Понятно, что я слегла. Полупомешанную, меня отнесли в комнату и целых
две недели кололи снотворное.
БЕЛИНДА (2)
Когда я стараниями нашего лечащего врача, господина Лозе, стала
выздоравливать, на том самом балконе с видом на океан, Мадам уведомила
меня, что Красавчик получил срок до скончания своего века.

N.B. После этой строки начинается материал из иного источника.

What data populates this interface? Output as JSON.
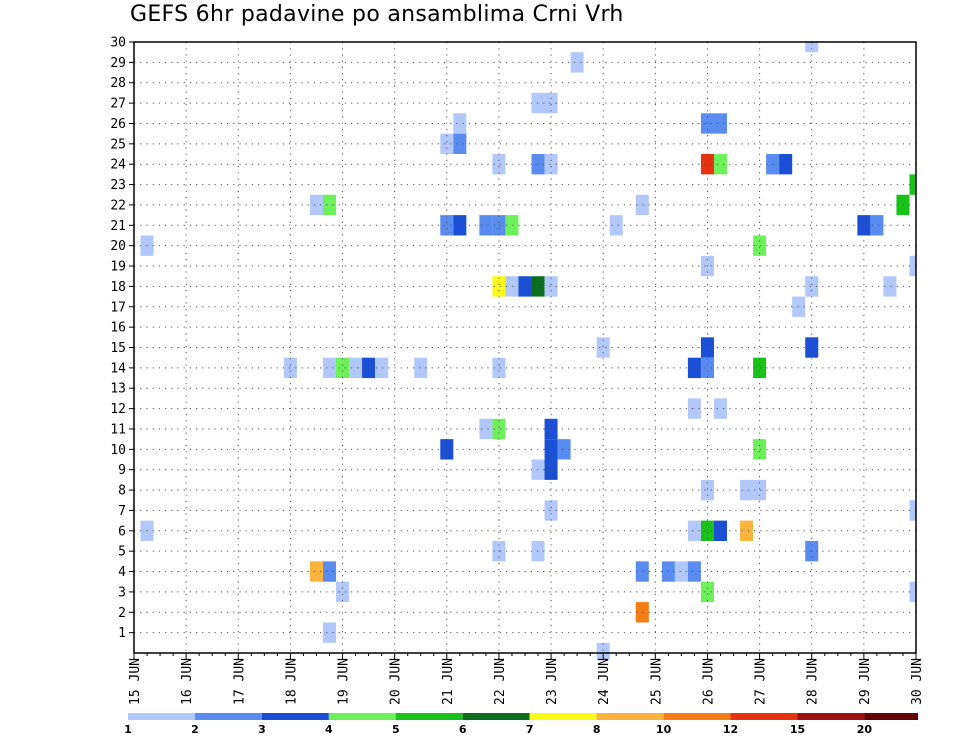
{
  "chart_data": {
    "type": "heatmap",
    "title": "GEFS 6hr padavine po ansamblima Crni Vrh",
    "xlabel": "",
    "ylabel": "",
    "x_tick_labels": [
      "15 JUN",
      "16 JUN",
      "17 JUN",
      "18 JUN",
      "19 JUN",
      "20 JUN",
      "21 JUN",
      "22 JUN",
      "23 JUN",
      "24 JUN",
      "25 JUN",
      "26 JUN",
      "27 JUN",
      "28 JUN",
      "29 JUN",
      "30 JUN"
    ],
    "y_tick_labels": [
      "1",
      "2",
      "3",
      "4",
      "5",
      "6",
      "7",
      "8",
      "9",
      "10",
      "11",
      "12",
      "13",
      "14",
      "15",
      "16",
      "17",
      "18",
      "19",
      "20",
      "21",
      "22",
      "23",
      "24",
      "25",
      "26",
      "27",
      "28",
      "29",
      "30"
    ],
    "x_range_days": [
      15,
      30
    ],
    "y_range": [
      0,
      30
    ],
    "grid": true,
    "legend": "bottom colorbar",
    "colorbar": {
      "labels": [
        "1",
        "2",
        "3",
        "4",
        "5",
        "6",
        "7",
        "8",
        "10",
        "12",
        "15",
        "20"
      ],
      "colors": [
        "#b3c8fa",
        "#5a8cf0",
        "#1a4fd6",
        "#6ef05a",
        "#19c219",
        "#0a6e1e",
        "#fafa19",
        "#fab43c",
        "#f57d14",
        "#e6320f",
        "#a00f0f",
        "#640505"
      ]
    },
    "step_hours": 6,
    "cells": [
      {
        "m": 30,
        "d": 28.0,
        "c": 0
      },
      {
        "m": 29,
        "d": 23.5,
        "c": 0
      },
      {
        "m": 27,
        "d": 22.75,
        "c": 0
      },
      {
        "m": 27,
        "d": 23.0,
        "c": 0
      },
      {
        "m": 26,
        "d": 21.25,
        "c": 0
      },
      {
        "m": 26,
        "d": 26.0,
        "c": 1
      },
      {
        "m": 26,
        "d": 26.25,
        "c": 1
      },
      {
        "m": 25,
        "d": 21.0,
        "c": 0
      },
      {
        "m": 25,
        "d": 21.25,
        "c": 1
      },
      {
        "m": 24,
        "d": 22.0,
        "c": 0
      },
      {
        "m": 24,
        "d": 22.75,
        "c": 1
      },
      {
        "m": 24,
        "d": 23.0,
        "c": 0
      },
      {
        "m": 24,
        "d": 26.0,
        "c": 9
      },
      {
        "m": 24,
        "d": 26.25,
        "c": 3
      },
      {
        "m": 24,
        "d": 27.25,
        "c": 1
      },
      {
        "m": 24,
        "d": 27.5,
        "c": 2
      },
      {
        "m": 23,
        "d": 30.0,
        "c": 4
      },
      {
        "m": 22,
        "d": 18.5,
        "c": 0
      },
      {
        "m": 22,
        "d": 18.75,
        "c": 3
      },
      {
        "m": 22,
        "d": 24.75,
        "c": 0
      },
      {
        "m": 22,
        "d": 29.75,
        "c": 4
      },
      {
        "m": 21,
        "d": 21.0,
        "c": 1
      },
      {
        "m": 21,
        "d": 21.25,
        "c": 2
      },
      {
        "m": 21,
        "d": 21.75,
        "c": 1
      },
      {
        "m": 21,
        "d": 22.0,
        "c": 1
      },
      {
        "m": 21,
        "d": 22.25,
        "c": 3
      },
      {
        "m": 21,
        "d": 24.25,
        "c": 0
      },
      {
        "m": 21,
        "d": 29.0,
        "c": 2
      },
      {
        "m": 21,
        "d": 29.25,
        "c": 1
      },
      {
        "m": 20,
        "d": 15.25,
        "c": 0
      },
      {
        "m": 20,
        "d": 27.0,
        "c": 3
      },
      {
        "m": 19,
        "d": 26.0,
        "c": 0
      },
      {
        "m": 19,
        "d": 30.0,
        "c": 0
      },
      {
        "m": 18,
        "d": 22.0,
        "c": 6
      },
      {
        "m": 18,
        "d": 22.25,
        "c": 0
      },
      {
        "m": 18,
        "d": 22.5,
        "c": 2
      },
      {
        "m": 18,
        "d": 22.75,
        "c": 5
      },
      {
        "m": 18,
        "d": 23.0,
        "c": 0
      },
      {
        "m": 18,
        "d": 28.0,
        "c": 0
      },
      {
        "m": 18,
        "d": 29.5,
        "c": 0
      },
      {
        "m": 17,
        "d": 27.75,
        "c": 0
      },
      {
        "m": 15,
        "d": 24.0,
        "c": 0
      },
      {
        "m": 15,
        "d": 26.0,
        "c": 2
      },
      {
        "m": 15,
        "d": 28.0,
        "c": 2
      },
      {
        "m": 14,
        "d": 18.0,
        "c": 0
      },
      {
        "m": 14,
        "d": 18.75,
        "c": 0
      },
      {
        "m": 14,
        "d": 19.0,
        "c": 3
      },
      {
        "m": 14,
        "d": 19.25,
        "c": 0
      },
      {
        "m": 14,
        "d": 19.5,
        "c": 2
      },
      {
        "m": 14,
        "d": 19.75,
        "c": 0
      },
      {
        "m": 14,
        "d": 20.5,
        "c": 0
      },
      {
        "m": 14,
        "d": 22.0,
        "c": 0
      },
      {
        "m": 14,
        "d": 25.75,
        "c": 2
      },
      {
        "m": 14,
        "d": 26.0,
        "c": 1
      },
      {
        "m": 14,
        "d": 27.0,
        "c": 4
      },
      {
        "m": 12,
        "d": 25.75,
        "c": 0
      },
      {
        "m": 12,
        "d": 26.25,
        "c": 0
      },
      {
        "m": 11,
        "d": 21.75,
        "c": 0
      },
      {
        "m": 11,
        "d": 22.0,
        "c": 3
      },
      {
        "m": 11,
        "d": 23.0,
        "c": 2
      },
      {
        "m": 10,
        "d": 21.0,
        "c": 2
      },
      {
        "m": 10,
        "d": 23.0,
        "c": 2
      },
      {
        "m": 10,
        "d": 23.25,
        "c": 1
      },
      {
        "m": 10,
        "d": 27.0,
        "c": 3
      },
      {
        "m": 9,
        "d": 22.75,
        "c": 0
      },
      {
        "m": 9,
        "d": 23.0,
        "c": 2
      },
      {
        "m": 8,
        "d": 26.0,
        "c": 0
      },
      {
        "m": 8,
        "d": 26.75,
        "c": 0
      },
      {
        "m": 8,
        "d": 27.0,
        "c": 0
      },
      {
        "m": 7,
        "d": 23.0,
        "c": 0
      },
      {
        "m": 7,
        "d": 30.0,
        "c": 0
      },
      {
        "m": 6,
        "d": 15.25,
        "c": 0
      },
      {
        "m": 6,
        "d": 25.75,
        "c": 0
      },
      {
        "m": 6,
        "d": 26.0,
        "c": 4
      },
      {
        "m": 6,
        "d": 26.25,
        "c": 2
      },
      {
        "m": 6,
        "d": 26.75,
        "c": 7
      },
      {
        "m": 5,
        "d": 22.0,
        "c": 0
      },
      {
        "m": 5,
        "d": 22.75,
        "c": 0
      },
      {
        "m": 5,
        "d": 28.0,
        "c": 1
      },
      {
        "m": 4,
        "d": 18.5,
        "c": 7
      },
      {
        "m": 4,
        "d": 18.75,
        "c": 1
      },
      {
        "m": 4,
        "d": 24.75,
        "c": 1
      },
      {
        "m": 4,
        "d": 25.25,
        "c": 1
      },
      {
        "m": 4,
        "d": 25.5,
        "c": 0
      },
      {
        "m": 4,
        "d": 25.75,
        "c": 1
      },
      {
        "m": 3,
        "d": 19.0,
        "c": 0
      },
      {
        "m": 3,
        "d": 26.0,
        "c": 3
      },
      {
        "m": 3,
        "d": 30.0,
        "c": 0
      },
      {
        "m": 2,
        "d": 24.75,
        "c": 8
      },
      {
        "m": 1,
        "d": 18.75,
        "c": 0
      },
      {
        "m": 0,
        "d": 24.0,
        "c": 0
      }
    ]
  }
}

Сначала его посадили в крепость в Лотарингии. Вот что он написал
оттуда:
"Моя бедная Жожа!
Я такой хххх. Боже милостивый хххх. Судьба. Забудь, что хххх. Бац хххх
мою жизнь.
Твой хххх".
Потом цензура стала вымарывать все подряд. Я получала белые листки в
черную полоску.
Я стала понемногу работать, но так, без задора: от моей улыбки впору
было повеситься. Получала я теперь столько, сколько вовек не зарабатывала:
видно, подружки добавляли каждая от себя. И от этого я стала плакать еще
чаще, просто не просыхала от слез.
Молиться я сроду не умела - даже в приюте после мессы меня будили
крестом и прочей церковной утварью. Но в конце концов, когда все хором во
главе с Мадам стали убеждать меня, что своей молитвой я могу помочь
Красавчику, как-то воскресным вечером я отправилась-таки в сен-жюльенскую
церковь, поговорить со Святой Девой. Я поставила перед ее иконой восковую
свечу и сказала, что мой друг ни в чем не виноват, что благодаря ему я
попала в такое заведение, о каком и не мечтала, что он учил меня плавать,
когда мы ездили к Морским Коронам, и его заслуга тем выше, что сам он
плавать не умел, - в общем, все в таком духе. Я плакала так горько, что
Пресвятая Дева и сама прослезилась. Я просила прощения за занятия
проституцией, - что поделаешь, таково мое призвание, - и она, конечно же,
поняла меня и простила.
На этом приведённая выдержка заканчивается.